Hospitals boards should not have political agendas | Guest Column

By Robert deGavre

It is disheartening as an island resident to follow the campaign for the election for the hospital board.

Starting with the basics, in Washington state, the purpose of hospital districts and therefore presumably the hospital commissioners, as written in the RCW, is “…to operate hospitals and other health care facilities and to provide hospital services and other health care services for the residents of such districts and other persons.”

The election campaign doesn’t focus upon the core purpose of the board – namely the provision of medical services.  Few candidates even mention the foundational words underpinning the provision of health care services – quality care, affordable care, accessible care. Monica Harrington writes that “I put the rights of patients first.”

I may be naïve; but if I go to the hospital, I expect the medical personnel to give overwhelming priority to the provision of best available care, affordable care, and prompt care, and not as I lay in pain or dying to read to me first a statement of my rights.

The naïve voter could be forgiven by concluding that two candidates – Monica Harrington and Barbara Sharp – are running for the office of county attorney.  Barbara Sharp writes about “compliance with the law” and Monica Harrington writes about “compliance with Washington State law.” Both emphasize “transparency’” and leave the reader to wonder what that code word really means and how it applies to the provision of health care.  Is their objective to use the hospital board as a tax-payer funded forum for legal warfare and bigotry?

As I read the essence of their statements, Monica Harrington and Barbara Sharp are two-trick ponies – death with dignity and reproductive rights. The naïve voter could and should assume that if they are indeed concerned about women’s health, they would speak up about the real issues of women’s health.
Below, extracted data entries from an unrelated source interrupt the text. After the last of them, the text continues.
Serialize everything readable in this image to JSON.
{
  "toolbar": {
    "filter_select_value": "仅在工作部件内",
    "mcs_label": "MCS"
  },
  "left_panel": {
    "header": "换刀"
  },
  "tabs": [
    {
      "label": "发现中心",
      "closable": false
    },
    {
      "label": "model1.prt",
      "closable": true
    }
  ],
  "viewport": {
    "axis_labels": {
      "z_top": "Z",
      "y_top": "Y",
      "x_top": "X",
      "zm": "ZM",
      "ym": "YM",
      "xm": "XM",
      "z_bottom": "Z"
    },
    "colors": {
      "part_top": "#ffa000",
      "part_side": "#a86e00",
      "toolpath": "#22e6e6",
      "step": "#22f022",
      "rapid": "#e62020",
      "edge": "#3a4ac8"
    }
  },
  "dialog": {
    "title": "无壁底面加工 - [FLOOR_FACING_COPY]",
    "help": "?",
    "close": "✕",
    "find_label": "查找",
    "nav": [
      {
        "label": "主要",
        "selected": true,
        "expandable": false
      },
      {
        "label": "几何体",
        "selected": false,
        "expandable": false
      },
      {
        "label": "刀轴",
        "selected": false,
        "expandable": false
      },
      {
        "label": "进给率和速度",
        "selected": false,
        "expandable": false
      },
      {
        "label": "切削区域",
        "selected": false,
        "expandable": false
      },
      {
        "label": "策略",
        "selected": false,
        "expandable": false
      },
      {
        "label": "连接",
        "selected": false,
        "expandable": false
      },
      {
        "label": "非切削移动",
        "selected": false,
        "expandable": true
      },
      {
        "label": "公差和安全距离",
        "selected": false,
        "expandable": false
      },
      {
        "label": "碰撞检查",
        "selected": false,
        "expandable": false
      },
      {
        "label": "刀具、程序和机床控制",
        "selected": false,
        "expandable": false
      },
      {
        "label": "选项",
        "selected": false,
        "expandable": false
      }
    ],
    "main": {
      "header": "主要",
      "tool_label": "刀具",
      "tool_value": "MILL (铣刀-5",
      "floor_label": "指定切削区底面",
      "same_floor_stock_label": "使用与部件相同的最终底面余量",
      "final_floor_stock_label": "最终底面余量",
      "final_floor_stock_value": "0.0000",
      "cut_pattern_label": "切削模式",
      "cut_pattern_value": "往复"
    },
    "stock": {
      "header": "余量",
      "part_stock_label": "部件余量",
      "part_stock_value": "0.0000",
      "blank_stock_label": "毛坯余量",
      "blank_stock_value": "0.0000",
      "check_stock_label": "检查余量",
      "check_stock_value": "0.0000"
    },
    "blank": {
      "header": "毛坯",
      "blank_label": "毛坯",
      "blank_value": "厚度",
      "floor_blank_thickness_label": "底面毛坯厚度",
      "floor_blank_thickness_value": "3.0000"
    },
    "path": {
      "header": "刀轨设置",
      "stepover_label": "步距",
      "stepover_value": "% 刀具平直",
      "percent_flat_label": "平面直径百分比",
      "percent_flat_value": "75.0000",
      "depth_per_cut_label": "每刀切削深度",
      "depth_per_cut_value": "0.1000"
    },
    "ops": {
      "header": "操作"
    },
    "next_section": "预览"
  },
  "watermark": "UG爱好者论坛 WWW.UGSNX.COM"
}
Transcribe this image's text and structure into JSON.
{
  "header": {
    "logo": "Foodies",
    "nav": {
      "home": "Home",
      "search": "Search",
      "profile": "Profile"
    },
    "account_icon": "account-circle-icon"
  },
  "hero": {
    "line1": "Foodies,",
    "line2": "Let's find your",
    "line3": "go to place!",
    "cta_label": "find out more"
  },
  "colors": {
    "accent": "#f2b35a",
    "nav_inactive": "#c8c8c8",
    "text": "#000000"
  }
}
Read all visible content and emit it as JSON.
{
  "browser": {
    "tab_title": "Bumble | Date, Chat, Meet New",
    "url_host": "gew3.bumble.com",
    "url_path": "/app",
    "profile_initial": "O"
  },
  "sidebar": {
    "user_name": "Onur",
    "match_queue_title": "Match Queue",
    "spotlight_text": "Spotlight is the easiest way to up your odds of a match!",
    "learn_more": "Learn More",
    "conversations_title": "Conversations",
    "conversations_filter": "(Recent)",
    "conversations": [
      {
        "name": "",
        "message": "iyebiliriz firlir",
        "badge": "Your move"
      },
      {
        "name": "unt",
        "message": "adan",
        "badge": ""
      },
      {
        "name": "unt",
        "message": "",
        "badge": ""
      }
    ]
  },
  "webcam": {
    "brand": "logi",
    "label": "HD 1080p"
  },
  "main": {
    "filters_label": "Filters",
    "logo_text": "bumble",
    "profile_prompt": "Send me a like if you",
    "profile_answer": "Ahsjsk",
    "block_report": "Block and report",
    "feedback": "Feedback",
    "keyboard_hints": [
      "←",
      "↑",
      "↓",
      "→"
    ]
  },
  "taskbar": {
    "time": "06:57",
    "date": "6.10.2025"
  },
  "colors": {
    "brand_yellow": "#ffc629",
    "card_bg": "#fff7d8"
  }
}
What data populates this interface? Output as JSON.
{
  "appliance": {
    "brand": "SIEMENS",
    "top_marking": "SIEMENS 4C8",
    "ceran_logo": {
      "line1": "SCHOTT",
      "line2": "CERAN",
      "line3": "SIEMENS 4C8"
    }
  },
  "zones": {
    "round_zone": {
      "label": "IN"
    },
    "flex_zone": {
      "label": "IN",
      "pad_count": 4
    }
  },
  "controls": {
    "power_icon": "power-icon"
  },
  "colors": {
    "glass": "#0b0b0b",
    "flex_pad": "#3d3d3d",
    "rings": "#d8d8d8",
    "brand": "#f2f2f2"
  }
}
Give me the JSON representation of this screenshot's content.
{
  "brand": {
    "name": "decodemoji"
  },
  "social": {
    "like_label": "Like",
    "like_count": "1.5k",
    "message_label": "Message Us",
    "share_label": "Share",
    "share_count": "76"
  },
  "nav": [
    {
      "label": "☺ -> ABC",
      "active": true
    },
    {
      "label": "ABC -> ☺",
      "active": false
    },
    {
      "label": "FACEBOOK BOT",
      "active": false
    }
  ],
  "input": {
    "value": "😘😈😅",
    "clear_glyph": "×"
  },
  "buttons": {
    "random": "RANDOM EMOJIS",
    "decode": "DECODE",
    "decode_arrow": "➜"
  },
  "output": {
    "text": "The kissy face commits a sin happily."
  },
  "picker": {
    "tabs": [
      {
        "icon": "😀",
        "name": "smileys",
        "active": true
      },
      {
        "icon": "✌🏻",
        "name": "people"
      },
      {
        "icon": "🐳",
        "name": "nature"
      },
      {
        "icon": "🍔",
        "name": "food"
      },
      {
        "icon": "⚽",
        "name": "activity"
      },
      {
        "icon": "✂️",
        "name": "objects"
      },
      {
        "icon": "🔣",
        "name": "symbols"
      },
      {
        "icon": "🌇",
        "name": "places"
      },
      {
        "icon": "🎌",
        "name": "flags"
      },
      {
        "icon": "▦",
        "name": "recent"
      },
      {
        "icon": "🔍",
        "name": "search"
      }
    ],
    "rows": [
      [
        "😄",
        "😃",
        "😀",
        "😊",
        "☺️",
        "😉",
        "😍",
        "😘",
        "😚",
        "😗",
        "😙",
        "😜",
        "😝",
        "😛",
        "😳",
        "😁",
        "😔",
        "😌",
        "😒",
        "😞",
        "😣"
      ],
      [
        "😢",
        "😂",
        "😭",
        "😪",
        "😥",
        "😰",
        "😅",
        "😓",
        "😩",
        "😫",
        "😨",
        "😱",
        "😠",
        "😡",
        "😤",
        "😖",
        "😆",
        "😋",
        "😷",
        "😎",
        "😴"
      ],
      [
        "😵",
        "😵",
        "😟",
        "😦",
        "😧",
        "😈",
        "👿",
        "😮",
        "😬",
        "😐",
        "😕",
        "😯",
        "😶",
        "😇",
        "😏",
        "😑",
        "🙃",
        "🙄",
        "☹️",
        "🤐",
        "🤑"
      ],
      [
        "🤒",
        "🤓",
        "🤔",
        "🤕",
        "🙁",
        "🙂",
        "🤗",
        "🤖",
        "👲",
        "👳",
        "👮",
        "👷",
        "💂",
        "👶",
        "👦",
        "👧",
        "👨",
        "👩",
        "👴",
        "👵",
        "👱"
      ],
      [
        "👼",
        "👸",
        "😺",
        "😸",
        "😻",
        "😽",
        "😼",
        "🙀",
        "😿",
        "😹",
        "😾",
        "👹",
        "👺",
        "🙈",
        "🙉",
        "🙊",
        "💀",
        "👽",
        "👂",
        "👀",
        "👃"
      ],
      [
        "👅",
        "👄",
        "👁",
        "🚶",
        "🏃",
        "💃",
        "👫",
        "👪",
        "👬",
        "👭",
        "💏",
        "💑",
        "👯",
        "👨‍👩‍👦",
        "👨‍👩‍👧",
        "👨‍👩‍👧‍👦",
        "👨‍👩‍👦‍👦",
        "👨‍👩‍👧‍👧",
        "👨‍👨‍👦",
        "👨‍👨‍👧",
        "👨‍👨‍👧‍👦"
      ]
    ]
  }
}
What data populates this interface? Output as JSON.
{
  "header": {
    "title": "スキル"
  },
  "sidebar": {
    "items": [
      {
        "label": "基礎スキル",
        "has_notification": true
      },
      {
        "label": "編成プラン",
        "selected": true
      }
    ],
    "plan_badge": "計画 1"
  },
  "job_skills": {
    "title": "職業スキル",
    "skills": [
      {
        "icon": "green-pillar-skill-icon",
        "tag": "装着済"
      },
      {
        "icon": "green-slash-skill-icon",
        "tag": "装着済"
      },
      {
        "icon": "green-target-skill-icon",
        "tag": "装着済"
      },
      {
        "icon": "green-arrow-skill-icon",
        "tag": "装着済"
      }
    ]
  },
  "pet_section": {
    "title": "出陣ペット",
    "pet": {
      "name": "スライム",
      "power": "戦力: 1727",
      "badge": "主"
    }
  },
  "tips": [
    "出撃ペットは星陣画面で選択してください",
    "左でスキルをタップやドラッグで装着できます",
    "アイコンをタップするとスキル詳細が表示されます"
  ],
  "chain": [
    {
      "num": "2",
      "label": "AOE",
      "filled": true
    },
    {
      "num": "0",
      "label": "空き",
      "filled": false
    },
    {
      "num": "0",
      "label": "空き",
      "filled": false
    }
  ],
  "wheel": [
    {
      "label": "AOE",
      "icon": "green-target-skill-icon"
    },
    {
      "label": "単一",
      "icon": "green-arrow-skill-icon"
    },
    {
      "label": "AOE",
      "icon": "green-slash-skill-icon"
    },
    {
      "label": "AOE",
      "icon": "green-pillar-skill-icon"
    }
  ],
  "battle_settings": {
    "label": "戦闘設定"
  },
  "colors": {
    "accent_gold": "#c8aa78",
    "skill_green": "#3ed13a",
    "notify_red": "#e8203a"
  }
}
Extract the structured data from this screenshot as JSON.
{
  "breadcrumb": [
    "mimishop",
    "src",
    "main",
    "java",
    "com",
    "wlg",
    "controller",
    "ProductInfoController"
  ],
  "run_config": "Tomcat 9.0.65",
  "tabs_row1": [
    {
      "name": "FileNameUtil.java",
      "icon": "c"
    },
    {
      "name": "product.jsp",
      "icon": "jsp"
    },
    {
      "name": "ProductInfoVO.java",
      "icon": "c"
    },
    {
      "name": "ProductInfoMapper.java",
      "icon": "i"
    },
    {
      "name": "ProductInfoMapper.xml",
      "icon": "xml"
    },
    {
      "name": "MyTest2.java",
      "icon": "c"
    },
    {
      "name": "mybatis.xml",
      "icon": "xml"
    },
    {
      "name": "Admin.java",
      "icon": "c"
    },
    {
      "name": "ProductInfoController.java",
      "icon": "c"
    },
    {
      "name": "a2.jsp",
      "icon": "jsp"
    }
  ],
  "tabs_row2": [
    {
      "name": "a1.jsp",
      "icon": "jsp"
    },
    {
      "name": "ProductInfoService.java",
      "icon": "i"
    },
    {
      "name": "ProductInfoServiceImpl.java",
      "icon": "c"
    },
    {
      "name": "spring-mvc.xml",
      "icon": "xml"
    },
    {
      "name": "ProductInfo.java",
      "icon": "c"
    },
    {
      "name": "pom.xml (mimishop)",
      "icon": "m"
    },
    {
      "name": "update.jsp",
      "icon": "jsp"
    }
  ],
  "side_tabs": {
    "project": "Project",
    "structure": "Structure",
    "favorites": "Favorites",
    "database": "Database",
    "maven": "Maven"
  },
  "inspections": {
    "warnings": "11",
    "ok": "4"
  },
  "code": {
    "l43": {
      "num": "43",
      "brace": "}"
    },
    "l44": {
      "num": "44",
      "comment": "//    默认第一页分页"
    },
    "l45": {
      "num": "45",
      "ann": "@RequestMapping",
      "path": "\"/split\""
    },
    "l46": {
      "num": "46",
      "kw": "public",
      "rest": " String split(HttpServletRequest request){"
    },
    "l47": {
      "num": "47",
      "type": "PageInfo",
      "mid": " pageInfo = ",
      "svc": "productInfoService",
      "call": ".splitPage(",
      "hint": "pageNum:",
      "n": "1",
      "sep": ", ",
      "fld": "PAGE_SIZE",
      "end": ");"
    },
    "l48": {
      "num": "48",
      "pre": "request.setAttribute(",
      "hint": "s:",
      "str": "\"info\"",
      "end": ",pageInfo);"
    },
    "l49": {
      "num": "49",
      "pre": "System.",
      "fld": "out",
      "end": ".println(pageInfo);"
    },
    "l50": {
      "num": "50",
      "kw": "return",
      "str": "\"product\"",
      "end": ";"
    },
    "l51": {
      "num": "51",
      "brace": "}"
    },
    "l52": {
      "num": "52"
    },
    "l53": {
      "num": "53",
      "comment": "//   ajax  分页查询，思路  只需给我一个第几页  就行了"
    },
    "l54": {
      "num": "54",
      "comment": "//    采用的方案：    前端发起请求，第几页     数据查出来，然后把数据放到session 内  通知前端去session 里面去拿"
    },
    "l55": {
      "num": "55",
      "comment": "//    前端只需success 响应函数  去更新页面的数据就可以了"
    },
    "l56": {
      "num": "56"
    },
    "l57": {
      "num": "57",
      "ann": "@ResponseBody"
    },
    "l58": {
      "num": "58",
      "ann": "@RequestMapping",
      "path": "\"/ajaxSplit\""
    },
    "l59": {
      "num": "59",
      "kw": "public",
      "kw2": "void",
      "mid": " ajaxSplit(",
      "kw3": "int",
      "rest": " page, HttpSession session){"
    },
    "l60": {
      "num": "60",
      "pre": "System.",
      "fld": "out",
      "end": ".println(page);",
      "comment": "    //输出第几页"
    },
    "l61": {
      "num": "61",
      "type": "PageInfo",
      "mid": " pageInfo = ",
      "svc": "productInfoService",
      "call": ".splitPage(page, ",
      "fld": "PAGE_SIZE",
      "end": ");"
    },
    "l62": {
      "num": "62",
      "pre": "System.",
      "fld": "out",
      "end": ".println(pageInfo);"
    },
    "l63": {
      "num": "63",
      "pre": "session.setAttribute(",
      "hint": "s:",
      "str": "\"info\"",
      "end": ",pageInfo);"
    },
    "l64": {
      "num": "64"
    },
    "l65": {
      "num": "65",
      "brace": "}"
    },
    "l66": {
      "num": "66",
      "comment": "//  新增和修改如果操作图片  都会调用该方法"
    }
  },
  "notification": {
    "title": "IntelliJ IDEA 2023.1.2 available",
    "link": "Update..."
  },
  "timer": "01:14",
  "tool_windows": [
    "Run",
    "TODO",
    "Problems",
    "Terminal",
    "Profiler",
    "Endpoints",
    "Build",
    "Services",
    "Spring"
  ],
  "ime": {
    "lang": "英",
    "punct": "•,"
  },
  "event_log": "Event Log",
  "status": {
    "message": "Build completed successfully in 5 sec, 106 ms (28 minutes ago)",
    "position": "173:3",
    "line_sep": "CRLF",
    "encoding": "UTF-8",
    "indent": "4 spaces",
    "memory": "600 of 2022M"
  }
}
In nearly 40 percent of counties of Washington State and in nearly half the counties in the United States women’s life expectancy is declining. These adverse trends are not because of reproductive rights, but because of increased rates of smoking, drinking and obesity, which in turn lead to increased rates of cancer, heart disease and diabetes, among other morphologies.

(Editor’s note: Research has shown a decline in life expectancy for women, but no conclusive evidence has been found as to why. Although an article in ‘The American Prospect”  states that snoking and unemployemnt are huge factors.)

It would be more reassuring if all the candidates were to focus upon the ugly, intractable issues in the provision of health care. Monica Harrington and Barbara Sharp are lost in the language of our dysfunctional political system and in political shibboleths such as patient rights, transparency, and reproductive rights.

I urge you to vote for those candidates whose only agenda is to improve the availability of quality, affordable, and accessible health care on our islands, and not to vote for those candidates who have a political agenda.